Manicomio laboral

RICARDO REILLY SALAVERRI

Fuentes de información, propias en muchos casos de sus protagonistas, enseñan que las primeras manifestaciones históricas de sindicalismo en Uruguay se produjeron hacia finales del 1800, en Montevideo. Les promovían tipógrafos, empleados de ferrocarril y alguna poca gente más, de una nación recién nacida, que carecía de conmoción industrial.

Los hacedores de aquellos antecedentes eran anarquistas, llegados fundamentalmente de España e Italia, que tuvieron una particularidad.

Mientras muchos se integraron a las expresiones políticas en formación, particularmente al Batllismo, asentado en el entorno portuario -especialmente cuando los inicios y evolución de la industria frigorífica, por influencia de la raigambre rural, hubieron también abundantes dirigentes gremiales pertenecientes al Partido Nacional-, a diferencia de los anteriores se estableció otra corriente diversa de la anterior para la que el ser nacional nunca existió.

Esta última, internacionalista y apátrida por definición, se nutrió de ideas anarquistas, marxistas y leninistas, y de allí salieron el honorable socialismo del Dr. Emilio Frugoni, defenestrado en vida por agitadores radicales, el comunismo y los tupamaros.

Y, fueron los comunistas, fieles súbditos de la tiranía soviética mientras existió, la fuerza prevalente en el movimiento sindical que hasta hoy opera en el país.

Todo lo de afuera, no importa sus crímenes y atrocidades y su liberticidio, llámense Marx, Lenin, Trostky, Stalin, Fidel Castro, Chávez, Morales, Kirchner, la ETA, las FARC, y cualquier manifestación disolvente adicional por despreciable que sea, es mejor que un Oribe o un Rivera, que un Leandro Gómez o un Lavandeira o un Beltrán, que un Aparicio Saravia o un "Pepe" Batlle, que un Luis Alberto de Herrera o un Wilson Ferreira Aldunate.

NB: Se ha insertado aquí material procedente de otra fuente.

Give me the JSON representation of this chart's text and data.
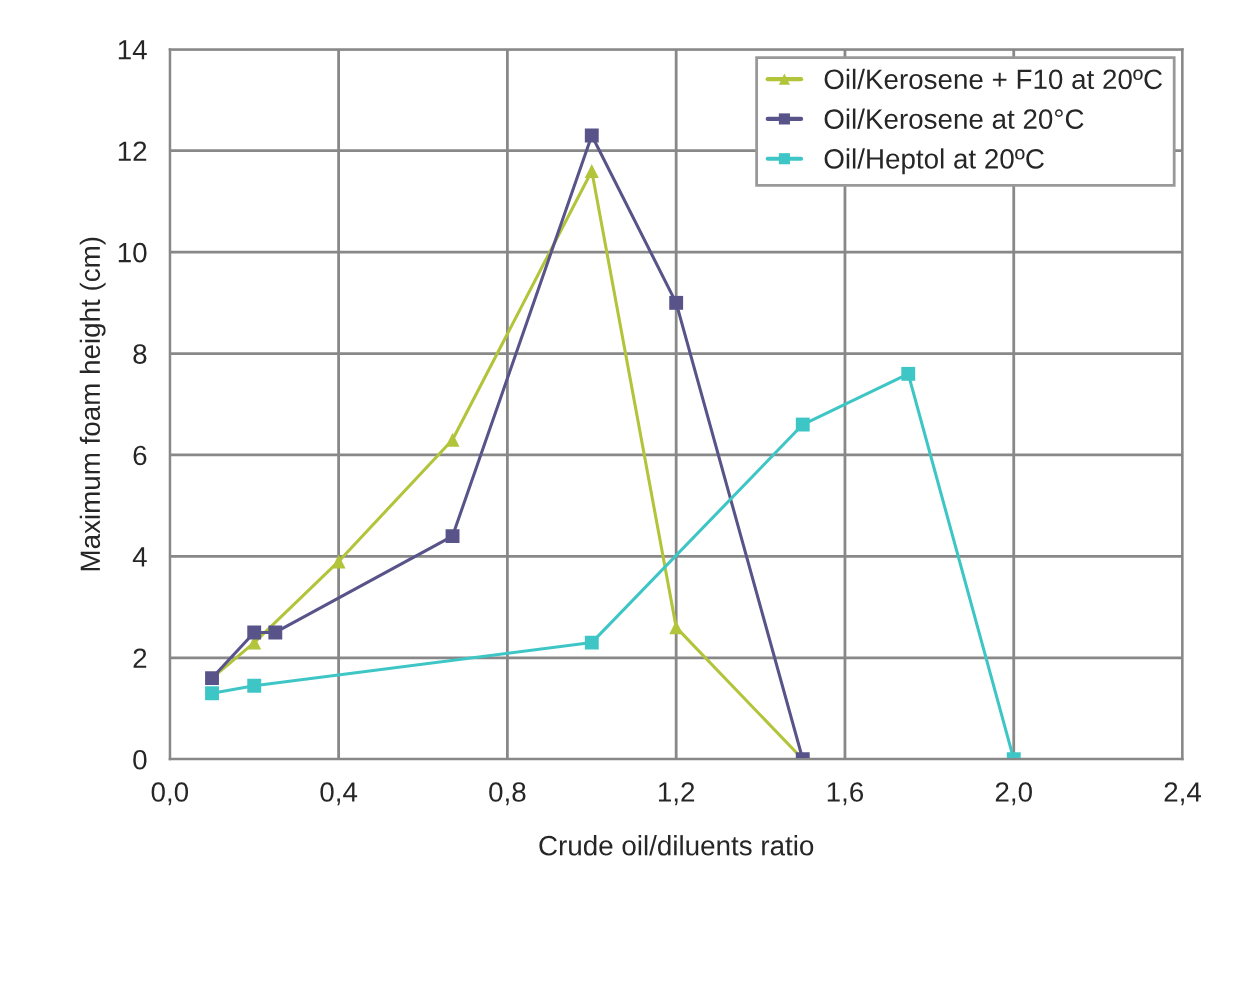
{
  "chart_data": {
    "type": "line",
    "xlabel": "Crude oil/diluents ratio",
    "ylabel": "Maximum foam height (cm)",
    "xlim": [
      0,
      2.4
    ],
    "ylim": [
      0,
      14
    ],
    "xticks": [
      {
        "value": 0,
        "label": "0,0"
      },
      {
        "value": 0.4,
        "label": "0,4"
      },
      {
        "value": 0.8,
        "label": "0,8"
      },
      {
        "value": 1.2,
        "label": "1,2"
      },
      {
        "value": 1.6,
        "label": "1,6"
      },
      {
        "value": 2.0,
        "label": "2,0"
      },
      {
        "value": 2.4,
        "label": "2,4"
      }
    ],
    "yticks": [
      0,
      2,
      4,
      6,
      8,
      10,
      12,
      14
    ],
    "grid": true,
    "legend": "top right",
    "line_style": "solid",
    "series": [
      {
        "name": "Oil/Kerosene + F10 at 20ºC",
        "color": "#b2c43a",
        "marker": "triangle",
        "x": [
          0.1,
          0.2,
          0.4,
          0.67,
          1.0,
          1.2,
          1.5
        ],
        "values": [
          1.6,
          2.3,
          3.9,
          6.3,
          11.6,
          2.6,
          0
        ]
      },
      {
        "name": "Oil/Kerosene at 20°C",
        "color": "#58548a",
        "marker": "square",
        "x": [
          0.1,
          0.2,
          0.25,
          0.67,
          1.0,
          1.2,
          1.5
        ],
        "values": [
          1.6,
          2.5,
          2.5,
          4.4,
          12.3,
          9.0,
          0
        ]
      },
      {
        "name": "Oil/Heptol at 20ºC",
        "color": "#3ec6c6",
        "marker": "square",
        "x": [
          0.1,
          0.2,
          1.0,
          1.5,
          1.75,
          2.0
        ],
        "values": [
          1.3,
          1.45,
          2.3,
          6.6,
          7.6,
          0
        ]
      }
    ]
  }
}
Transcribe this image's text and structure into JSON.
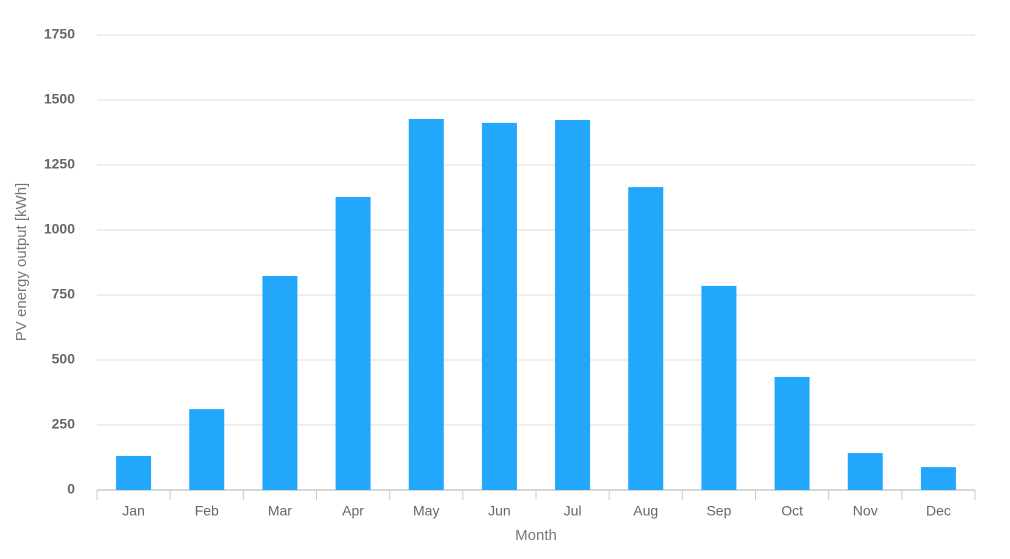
{
  "chart_data": {
    "type": "bar",
    "x_label": "Month",
    "y_label": "PV energy output [kWh]",
    "categories": [
      "Jan",
      "Feb",
      "Mar",
      "Apr",
      "May",
      "Jun",
      "Jul",
      "Aug",
      "Sep",
      "Oct",
      "Nov",
      "Dec"
    ],
    "values": [
      131,
      311,
      823,
      1127,
      1427,
      1412,
      1423,
      1165,
      785,
      435,
      142,
      88
    ],
    "color": "#22a7fc",
    "ylim": [
      0,
      1750
    ],
    "yticks": [
      0,
      250,
      500,
      750,
      1000,
      1250,
      1500,
      1750
    ],
    "grid": true
  }
}
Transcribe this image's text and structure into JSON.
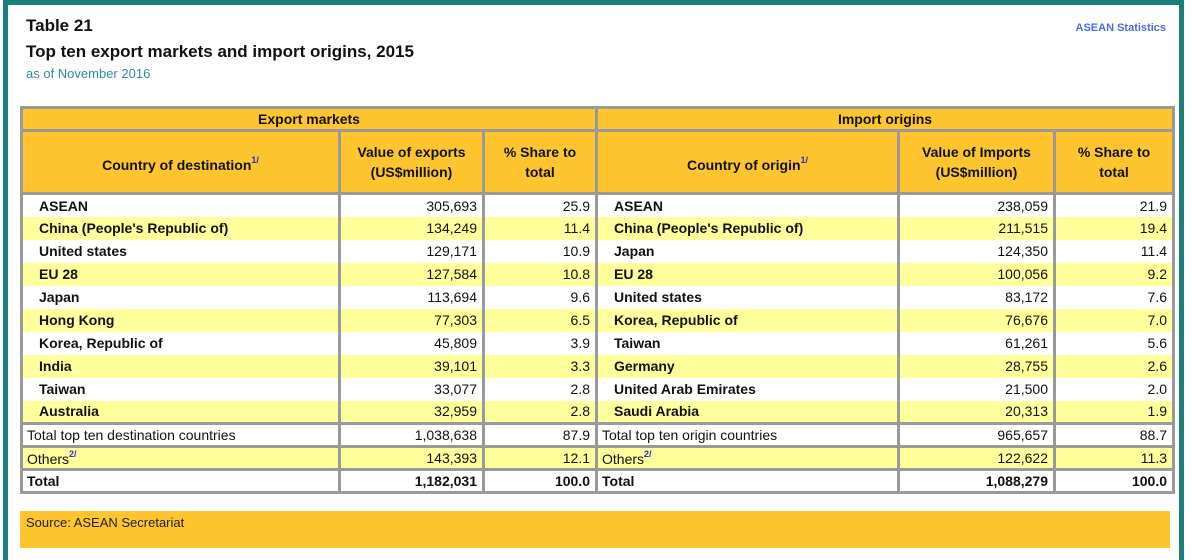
{
  "header": {
    "table_number": "Table 21",
    "title": "Top ten export markets and import origins, 2015",
    "subtitle": "as of November 2016",
    "brand": "ASEAN Statistics"
  },
  "exports": {
    "group_label": "Export markets",
    "col_country": "Country of destination",
    "col_country_fn": "1/",
    "col_value": "Value of exports (US$million)",
    "col_value_l1": "Value of exports",
    "col_value_l2": "(US$million)",
    "col_share_l1": "% Share to",
    "col_share_l2": "total",
    "rows": [
      {
        "country": "ASEAN",
        "value": "305,693",
        "share": "25.9"
      },
      {
        "country": "China (People's Republic of)",
        "value": "134,249",
        "share": "11.4"
      },
      {
        "country": "United states",
        "value": "129,171",
        "share": "10.9"
      },
      {
        "country": "EU 28",
        "value": "127,584",
        "share": "10.8"
      },
      {
        "country": "Japan",
        "value": "113,694",
        "share": "9.6"
      },
      {
        "country": "Hong Kong",
        "value": "77,303",
        "share": "6.5"
      },
      {
        "country": "Korea, Republic of",
        "value": "45,809",
        "share": "3.9"
      },
      {
        "country": "India",
        "value": "39,101",
        "share": "3.3"
      },
      {
        "country": "Taiwan",
        "value": "33,077",
        "share": "2.8"
      },
      {
        "country": "Australia",
        "value": "32,959",
        "share": "2.8"
      }
    ],
    "top_ten": {
      "label": "Total top ten destination countries",
      "value": "1,038,638",
      "share": "87.9"
    },
    "others": {
      "label": "Others",
      "fn": "2/",
      "value": "143,393",
      "share": "12.1"
    },
    "total": {
      "label": "Total",
      "value": "1,182,031",
      "share": "100.0"
    }
  },
  "imports": {
    "group_label": "Import origins",
    "col_country": "Country of origin",
    "col_country_fn": "1/",
    "col_value_l1": "Value of Imports",
    "col_value_l2": "(US$million)",
    "col_share_l1": "% Share to",
    "col_share_l2": "total",
    "rows": [
      {
        "country": "ASEAN",
        "value": "238,059",
        "share": "21.9"
      },
      {
        "country": "China (People's Republic of)",
        "value": "211,515",
        "share": "19.4"
      },
      {
        "country": "Japan",
        "value": "124,350",
        "share": "11.4"
      },
      {
        "country": "EU 28",
        "value": "100,056",
        "share": "9.2"
      },
      {
        "country": "United states",
        "value": "83,172",
        "share": "7.6"
      },
      {
        "country": "Korea, Republic of",
        "value": "76,676",
        "share": "7.0"
      },
      {
        "country": "Taiwan",
        "value": "61,261",
        "share": "5.6"
      },
      {
        "country": "Germany",
        "value": "28,755",
        "share": "2.6"
      },
      {
        "country": "United Arab Emirates",
        "value": "21,500",
        "share": "2.0"
      },
      {
        "country": "Saudi Arabia",
        "value": "20,313",
        "share": "1.9"
      }
    ],
    "top_ten": {
      "label": "Total top ten origin countries",
      "value": "965,657",
      "share": "88.7"
    },
    "others": {
      "label": "Others",
      "fn": "2/",
      "value": "122,622",
      "share": "11.3"
    },
    "total": {
      "label": "Total",
      "value": "1,088,279",
      "share": "100.0"
    }
  },
  "footer": {
    "source": "Source:  ASEAN Secretariat"
  },
  "colors": {
    "frame": "#1a7f78",
    "header_fill": "#fec52e",
    "stripe_fill": "#ffff9c",
    "border": "#9a9a9a",
    "brand": "#4a6ee0",
    "subtitle": "#2e8a9a"
  }
}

El nacionalismo, integrador por definición, siempre ha tratado de ser un eje de equilibrio en el manejo de los temas laborales -cuando se lo permitieron- ya que no está demás recordar que cuando los Consejos Nacionales de Gobierno del pasado siglo, se llegó a cortar la llave de la UTE y dejando sin electricidad al pueblo, hospitales incluidos.

Actualmente, los principales dirigentes del PIT CNT, son notoriamente el ministro de Trabajo y sus acompañantes, promotores de la lucha de clases, a lo que se suma la irresponsable mayoría parlamentaria sin pensamiento propio, que acorde a la hora robótica que vivimos, recibe un toque eléctrico y vota leyes a mano alzada, sea tanto para aprobar un barrido como un fregado.

Concomitantemente, el odio oficialista hacia el empresariado privado es inocultable y ya no se sabe qué más hacer para imponerle mayores castigos.

Ahora se sacó de la galera el invento de que para hacer un despido se promovería una ley que obligue a que primero lo autorice el Ministerio de Trabajo y Seguridad Social (lo que suma a las ocupaciones de plantas, tercerizaciones, consejos de salarios de 1940, etc.).

O sea, que se ponga actualmente al zorro a cuidar de las gallinas.

Gobernar supone arbitrar entre intereses contradictorios presentes en la sociedad (en este caso entre el capital y el trabajo). Lo que se conoce cómo hacer el bien común.

Es tiempo histórico -con elecciones a la vista- de apostar políticamente en las relaciones laborales a que tal propósito sea mañana políticamente posible.